SIDOARJO, transnews.co.id – Pemerintah Kabupaten (Pemkab) Sidoarjo memperkuat sistem keamanan siber dengan menggandeng perusahaan keamanan siber terkemuka asal Korea Selatan, LSWare Inc. Kerja sama ini menjadi langkah strategis dalam mengawal percepatan transformasi digital sekaligus melindungi data dan layanan publik dari ancaman serangan siber yang terus meningkat.

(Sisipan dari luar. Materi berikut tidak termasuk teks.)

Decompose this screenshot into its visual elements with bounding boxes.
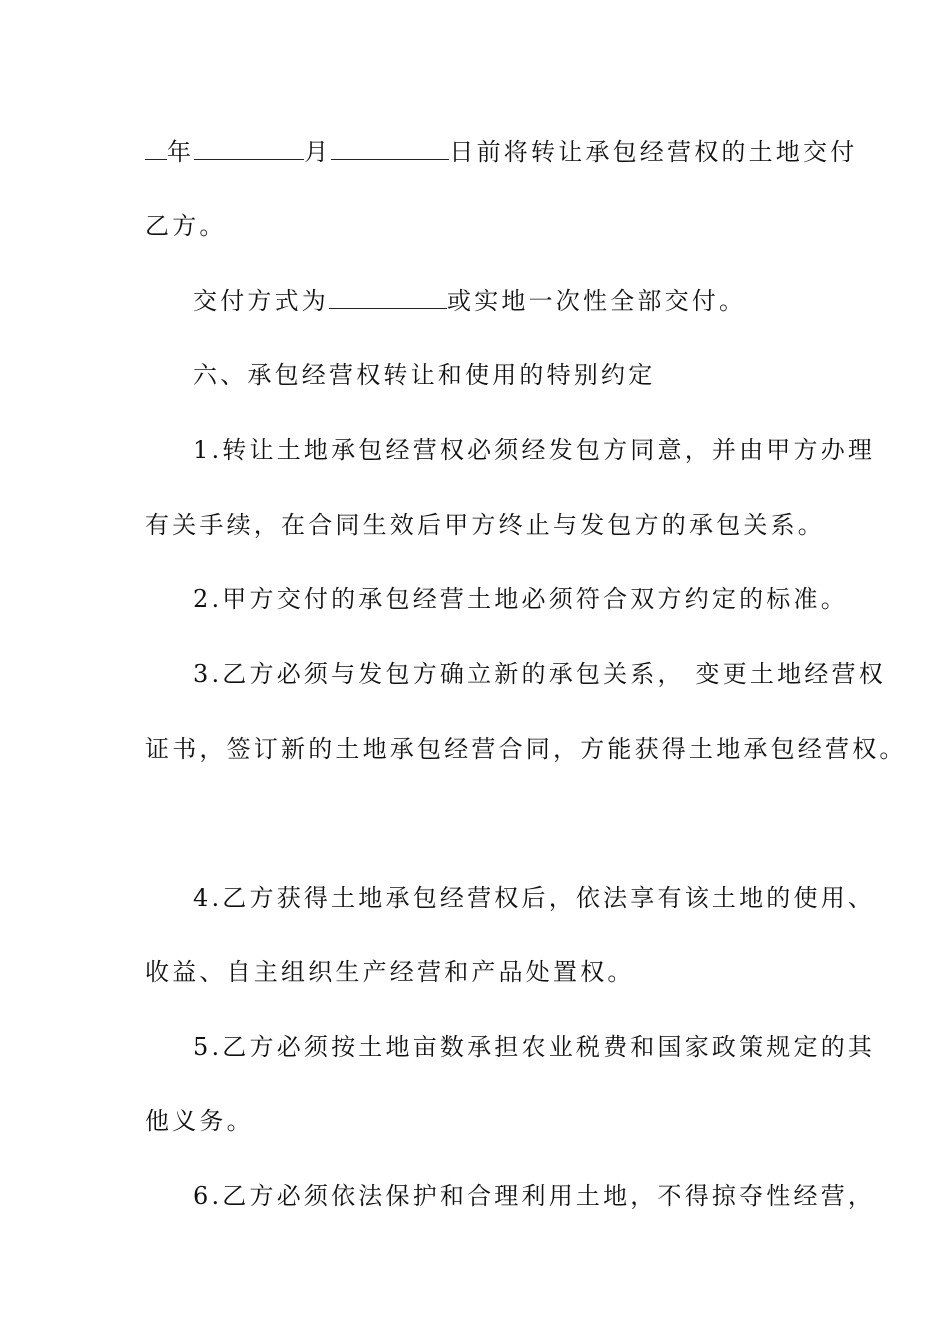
month-label: 月 bbox=[304, 138, 332, 166]
delivery-method-blank[interactable] bbox=[329, 288, 447, 309]
day-blank[interactable] bbox=[331, 139, 449, 160]
clause-3-line-1: 3.乙方必须与发包方确立新的承包关系， 变更土地经营权 bbox=[193, 660, 886, 688]
clause-5-line-2: 他义务。 bbox=[145, 1107, 254, 1135]
delivery-method-label: 交付方式为 bbox=[193, 287, 329, 315]
clause-5-line-1: 5.乙方必须按土地亩数承担农业税费和国家政策规定的其 bbox=[193, 1033, 876, 1061]
clause-1-line-2: 有关手续，在合同生效后甲方终止与发包方的承包关系。 bbox=[145, 511, 825, 539]
section-heading: 六、承包经营权转让和使用的特别约定 bbox=[193, 361, 656, 389]
clause-2: 2.甲方交付的承包经营土地必须符合双方约定的标准。 bbox=[193, 585, 848, 613]
month-blank[interactable] bbox=[194, 139, 304, 160]
clause-3-line-2: 证书，签订新的土地承包经营合同，方能获得土地承包经营权。 bbox=[145, 735, 907, 763]
paragraph-line: 乙方。 bbox=[145, 212, 227, 240]
clause-4-line-1: 4.乙方获得土地承包经营权后，依法享有该土地的使用、 bbox=[193, 884, 876, 912]
delivery-method-rest: 或实地一次性全部交付。 bbox=[447, 287, 747, 315]
clause-4-line-2: 收益、自主组织生产经营和产品处置权。 bbox=[145, 958, 635, 986]
year-blank[interactable] bbox=[145, 139, 167, 160]
year-label: 年 bbox=[167, 138, 195, 166]
clause-6-line-1: 6.乙方必须依法保护和合理利用土地，不得掠夺性经营， bbox=[193, 1182, 876, 1210]
delivery-text: 日前将转让承包经营权的土地交付 bbox=[449, 138, 858, 166]
date-delivery-line bbox=[145, 137, 857, 167]
delivery-method-line bbox=[193, 286, 746, 316]
clause-1-line-1: 1.转让土地承包经营权必须经发包方同意，并由甲方办理 bbox=[193, 436, 876, 464]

Kolaborasi tersebut merupakan tindak lanjut dari Nota Kesepakatan (MoU) antara Asosiasi Dinas Kominfo Provinsi Seluruh Indonesia (ASKOMPSI) dan LSWare Inc yang ditandatangani di Korea Selatan tahun lalu. Kerja sama itu berfokus pada penguatan keamanan siber serta peningkatan kapasitas sumber daya manusia (SDM) bidang Teknologi Informasi dan Komunikasi (TIK) di lingkungan pemerintah daerah.
Sebagai implementasinya, Pemkab Sidoarjo mendapat kesempatan mengikuti pelatihan keamanan siber secara langsung dari LSWare Inc di Korea Selatan.

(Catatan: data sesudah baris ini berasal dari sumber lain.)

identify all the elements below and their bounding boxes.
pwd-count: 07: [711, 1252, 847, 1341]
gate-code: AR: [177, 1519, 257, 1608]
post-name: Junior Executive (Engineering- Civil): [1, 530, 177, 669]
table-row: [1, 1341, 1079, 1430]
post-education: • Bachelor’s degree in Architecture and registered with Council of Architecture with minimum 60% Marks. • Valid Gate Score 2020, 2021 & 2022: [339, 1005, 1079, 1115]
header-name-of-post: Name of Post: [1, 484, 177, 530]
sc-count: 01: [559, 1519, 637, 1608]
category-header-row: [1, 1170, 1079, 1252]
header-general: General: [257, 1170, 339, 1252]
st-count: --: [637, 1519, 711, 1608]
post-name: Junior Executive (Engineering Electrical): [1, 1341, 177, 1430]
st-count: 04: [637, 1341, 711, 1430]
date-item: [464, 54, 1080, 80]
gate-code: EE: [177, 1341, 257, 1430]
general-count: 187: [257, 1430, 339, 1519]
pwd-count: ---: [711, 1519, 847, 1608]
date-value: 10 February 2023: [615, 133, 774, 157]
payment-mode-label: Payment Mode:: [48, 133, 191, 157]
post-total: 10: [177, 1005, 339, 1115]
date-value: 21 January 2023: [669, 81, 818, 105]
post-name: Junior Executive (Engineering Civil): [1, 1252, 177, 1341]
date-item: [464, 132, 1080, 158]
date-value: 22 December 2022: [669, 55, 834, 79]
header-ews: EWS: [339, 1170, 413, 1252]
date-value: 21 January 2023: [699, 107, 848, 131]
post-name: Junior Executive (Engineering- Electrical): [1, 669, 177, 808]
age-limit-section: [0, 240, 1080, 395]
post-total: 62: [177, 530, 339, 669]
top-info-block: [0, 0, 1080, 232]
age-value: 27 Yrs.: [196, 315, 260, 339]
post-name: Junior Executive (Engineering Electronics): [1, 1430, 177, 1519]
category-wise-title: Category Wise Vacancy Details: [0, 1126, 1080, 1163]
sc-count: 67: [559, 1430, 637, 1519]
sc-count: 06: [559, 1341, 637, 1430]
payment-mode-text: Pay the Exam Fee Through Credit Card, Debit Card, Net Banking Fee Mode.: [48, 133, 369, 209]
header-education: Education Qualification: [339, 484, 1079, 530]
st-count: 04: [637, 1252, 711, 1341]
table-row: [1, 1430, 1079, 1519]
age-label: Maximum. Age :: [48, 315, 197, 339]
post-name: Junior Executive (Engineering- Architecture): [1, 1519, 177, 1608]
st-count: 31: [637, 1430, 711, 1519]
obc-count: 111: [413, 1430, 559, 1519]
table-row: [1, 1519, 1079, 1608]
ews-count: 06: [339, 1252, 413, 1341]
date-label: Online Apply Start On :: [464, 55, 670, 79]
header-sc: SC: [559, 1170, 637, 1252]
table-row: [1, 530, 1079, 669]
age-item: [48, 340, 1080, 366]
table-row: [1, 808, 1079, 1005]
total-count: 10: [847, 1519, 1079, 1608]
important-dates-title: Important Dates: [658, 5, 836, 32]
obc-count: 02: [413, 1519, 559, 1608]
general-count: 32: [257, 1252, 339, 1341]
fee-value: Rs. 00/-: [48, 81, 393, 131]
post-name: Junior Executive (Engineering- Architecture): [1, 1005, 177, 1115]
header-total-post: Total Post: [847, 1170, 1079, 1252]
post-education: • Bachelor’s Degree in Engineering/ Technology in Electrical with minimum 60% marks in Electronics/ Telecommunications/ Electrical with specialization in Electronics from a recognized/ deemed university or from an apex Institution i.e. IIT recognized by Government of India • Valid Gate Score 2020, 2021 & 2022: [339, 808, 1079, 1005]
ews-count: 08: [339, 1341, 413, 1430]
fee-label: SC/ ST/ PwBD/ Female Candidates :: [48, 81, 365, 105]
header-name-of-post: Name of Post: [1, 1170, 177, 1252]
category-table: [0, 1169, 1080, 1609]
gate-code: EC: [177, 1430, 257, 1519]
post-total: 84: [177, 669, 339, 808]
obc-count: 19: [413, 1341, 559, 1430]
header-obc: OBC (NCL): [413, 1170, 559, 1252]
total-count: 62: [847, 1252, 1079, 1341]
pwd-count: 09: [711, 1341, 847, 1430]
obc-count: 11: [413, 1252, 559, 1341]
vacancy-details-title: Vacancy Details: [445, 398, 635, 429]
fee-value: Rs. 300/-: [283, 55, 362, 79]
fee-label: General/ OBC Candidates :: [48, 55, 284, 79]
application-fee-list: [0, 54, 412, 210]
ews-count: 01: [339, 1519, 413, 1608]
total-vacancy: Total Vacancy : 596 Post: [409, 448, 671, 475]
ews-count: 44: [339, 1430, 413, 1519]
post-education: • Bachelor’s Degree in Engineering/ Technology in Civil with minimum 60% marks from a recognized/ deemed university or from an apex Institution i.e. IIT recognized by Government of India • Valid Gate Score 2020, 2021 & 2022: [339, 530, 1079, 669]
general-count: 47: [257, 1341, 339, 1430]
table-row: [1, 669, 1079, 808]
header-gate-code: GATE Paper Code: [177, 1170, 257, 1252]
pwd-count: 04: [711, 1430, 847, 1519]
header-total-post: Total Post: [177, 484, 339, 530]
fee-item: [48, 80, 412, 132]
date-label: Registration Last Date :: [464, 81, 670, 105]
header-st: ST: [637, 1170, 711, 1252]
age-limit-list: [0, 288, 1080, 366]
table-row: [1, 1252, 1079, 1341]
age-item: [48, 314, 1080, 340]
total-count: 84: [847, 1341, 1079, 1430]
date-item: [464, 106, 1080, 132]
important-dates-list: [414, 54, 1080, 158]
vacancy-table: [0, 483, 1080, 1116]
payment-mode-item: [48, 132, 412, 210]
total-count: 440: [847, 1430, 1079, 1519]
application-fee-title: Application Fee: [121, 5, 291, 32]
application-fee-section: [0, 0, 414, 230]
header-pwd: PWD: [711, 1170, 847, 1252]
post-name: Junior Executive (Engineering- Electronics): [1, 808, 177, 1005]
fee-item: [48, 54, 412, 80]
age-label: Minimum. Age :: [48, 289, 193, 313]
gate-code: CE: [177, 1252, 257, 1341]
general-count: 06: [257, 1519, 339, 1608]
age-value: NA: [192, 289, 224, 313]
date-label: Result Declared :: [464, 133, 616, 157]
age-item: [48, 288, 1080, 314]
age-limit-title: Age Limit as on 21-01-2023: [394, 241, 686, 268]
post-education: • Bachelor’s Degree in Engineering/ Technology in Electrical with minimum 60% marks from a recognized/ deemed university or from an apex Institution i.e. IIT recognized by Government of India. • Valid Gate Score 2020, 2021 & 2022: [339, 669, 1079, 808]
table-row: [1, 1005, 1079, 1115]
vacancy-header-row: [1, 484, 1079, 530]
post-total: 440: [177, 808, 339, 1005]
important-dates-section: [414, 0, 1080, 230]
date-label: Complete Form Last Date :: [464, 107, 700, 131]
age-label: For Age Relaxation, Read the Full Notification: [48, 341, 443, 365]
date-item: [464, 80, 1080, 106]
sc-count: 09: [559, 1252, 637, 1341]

Direktur LSWare Indonesia, Kim Mansun, bersama Direktur Eksekutif ASKOMPSI, Edy Santoso, melakukan kunjungan ke Kabupaten Sidoarjo, Kamis (9/7/2026).
Rombongan diterima Sekretaris Daerah Kabupaten Sidoarjo, Fenny Apridawati, didampingi Asisten Administrasi Umum Setda Sidoarjo Benny Airlangga serta Kepala Dinas Kominfo Sidoarjo Eri Sudewo. Dalam pertemuan tersebut, LSWare memaparkan berbagai solusi keamanan siber yang dimilikinya.
Sekda Sidoarjo Fenny Apridawati menegaskan bahwa percepatan transformasi digital yang tengah dilakukan pemerintah daerah harus berjalan beriringan dengan penguatan sistem keamanan informasi.
“Keamanan siber menjadi elemen penting dalam menjaga kerahasiaan dan ketersediaan data pemerintah,” ujarnya.
Menurut Fenny, penguatan keamanan digital sangat penting agar layanan publik berbasis teknologi tetap berjalan optimal tanpa mengorbankan keamanan data masyarakat. Ia menilai insiden siber seperti kebocoran data maupun gangguan sistem dapat menurunkan kepercayaan publik terhadap layanan pemerintah.
“Dengan penguatan kapasitas ini, tata kelola layanan digital di Sidoarjo diharapkan semakin responsif terhadap berbagai potensi risiko serangan siber,” katanya.
Sementara itu, Direktur LSWare Indonesia Kim Mansun menjelaskan bahwa LSWare memiliki pengalaman luas dalam pengamanan server, manajemen akses istimewa (privileged access management), hingga solusi manajemen kerentanan sistem.
Ia juga menyampaikan bahwa LSWare telah menjalin kemitraan dengan SUCOFINDO serta mengantongi sertifikasi SecuMS dan Omniguard dari Badan Siber dan Sandi Negara (BSSN).
Kim mengatakan transformasi digital yang berlangsung cepat di sektor pemerintahan membuat layanan publik semakin bergantung pada teknologi informasi. Namun di sisi lain, ancaman siber seperti ransomware, peretasan, hingga kebocoran data juga meningkat signifikan.
“Secara khusus, pemerintah daerah sering kali menghadapi keterbatasan infrastruktur keamanan dan tenaga ahli, sehingga lebih rentan terhadap berbagai serangan siber,” jelasnya.
Melalui kerja sama ini, LSWare berharap dapat mendukung pemerintah daerah membangun ekosistem digital yang lebih aman, tangguh, dan mampu memberikan layanan publik yang andal.
“Kami berharap momen ini menjadi awal kemitraan yang kuat untuk menciptakan ekosistem digital yang lebih aman bagi masyarakat Sidoarjo,” pungkas Kim.